If you’re using the Claude API for customer support, RAG, or a coding assistant, several recent updates are well worth adopting right away: longer outputs, clearer citations, more cost-effective prompt reuse, and more practical console tools. Below is an overview of the new Claude API features from the perspective of “what you can start using immediately.”
Longer output: Sonnet extended to 8192 tokens
The Claude API now supports Claude Sonnet 3.5’s extended output capability, increasing the maximum single response from 4096 to 8192. For tasks like long-form summarization, code generation, and report writing, truncation will be noticeably reduced.
Enabling it is straightforward: add the specified beta request header when calling the Claude API to let the server raise the model’s output limit. Before rolling it out, it’s recommended to compare completion integrity at the end and hallucination rate using the same set of inputs before and after enabling, and then decide whether to turn it on by default.
Long context: Sonnet offers 1M-token preview support
The Claude API provides preview support for an ultra-long context window on Claude Sonnet 4, and has also increased the rate limits related to long-context usage. For tasks such as “reviewing an entire code repository,” “comparing a full set of contracts/tender documents,” and “Q&A across a multi-chapter knowledge base,” long context can significantly reduce the engineering overhead of chunking and stitching.
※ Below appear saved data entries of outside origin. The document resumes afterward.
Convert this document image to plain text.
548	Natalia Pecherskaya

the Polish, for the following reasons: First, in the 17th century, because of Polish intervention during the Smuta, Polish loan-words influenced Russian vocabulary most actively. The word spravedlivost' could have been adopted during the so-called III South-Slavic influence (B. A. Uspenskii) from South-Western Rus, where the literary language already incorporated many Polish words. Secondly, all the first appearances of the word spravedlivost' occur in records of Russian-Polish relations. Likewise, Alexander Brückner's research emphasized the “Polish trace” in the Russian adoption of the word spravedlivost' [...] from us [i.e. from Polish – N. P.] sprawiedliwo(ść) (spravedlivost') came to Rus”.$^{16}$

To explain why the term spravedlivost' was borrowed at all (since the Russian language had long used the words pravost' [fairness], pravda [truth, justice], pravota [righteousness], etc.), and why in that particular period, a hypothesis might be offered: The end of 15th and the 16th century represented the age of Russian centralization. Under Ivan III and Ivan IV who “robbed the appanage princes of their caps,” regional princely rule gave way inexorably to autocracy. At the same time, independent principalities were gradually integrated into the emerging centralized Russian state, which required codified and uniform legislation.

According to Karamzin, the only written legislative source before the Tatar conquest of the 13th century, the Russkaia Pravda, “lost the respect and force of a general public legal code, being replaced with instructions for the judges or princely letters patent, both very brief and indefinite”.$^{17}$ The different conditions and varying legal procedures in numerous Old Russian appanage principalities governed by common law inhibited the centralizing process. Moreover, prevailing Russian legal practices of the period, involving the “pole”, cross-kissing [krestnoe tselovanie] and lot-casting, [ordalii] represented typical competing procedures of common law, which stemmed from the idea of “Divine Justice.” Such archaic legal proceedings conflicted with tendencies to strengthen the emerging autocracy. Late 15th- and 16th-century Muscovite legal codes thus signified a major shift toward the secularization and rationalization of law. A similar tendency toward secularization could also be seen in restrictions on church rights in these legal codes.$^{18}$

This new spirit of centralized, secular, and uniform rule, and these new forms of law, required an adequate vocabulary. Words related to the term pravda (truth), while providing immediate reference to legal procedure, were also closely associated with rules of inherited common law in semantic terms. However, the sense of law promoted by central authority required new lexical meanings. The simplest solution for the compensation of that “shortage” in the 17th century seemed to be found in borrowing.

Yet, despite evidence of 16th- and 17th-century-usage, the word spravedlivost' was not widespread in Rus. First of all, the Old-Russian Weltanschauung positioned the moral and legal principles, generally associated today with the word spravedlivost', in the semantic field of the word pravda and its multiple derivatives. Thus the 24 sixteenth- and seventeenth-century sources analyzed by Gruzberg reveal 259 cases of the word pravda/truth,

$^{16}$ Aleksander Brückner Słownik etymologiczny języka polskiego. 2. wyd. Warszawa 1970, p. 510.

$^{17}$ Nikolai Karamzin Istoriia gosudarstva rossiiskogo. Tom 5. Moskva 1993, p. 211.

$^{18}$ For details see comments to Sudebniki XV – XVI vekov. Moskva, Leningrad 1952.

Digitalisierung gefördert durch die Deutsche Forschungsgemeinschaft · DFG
Note that longer context does not mean cheaper: when prompts get very long, billing and throughput become more sensitive. In production, you can layer content into “original text that must be in the context” versus “material that can be retrieved,” to avoid stuffing everything in at once.
Citations and search-result content blocks: making RAG feel more like “verifiable answers”
The Claude API now provides citation capabilities to attribute sources in responses; at the same time, search-result content blocks are officially available, making them suitable for retrieval-augmented generation (RAG) to produce “responses with sources.” For scenarios like compliance, legal, and after-sales knowledge bases, citations can reduce back-and-forth disputes: users can see where the answer is coming from.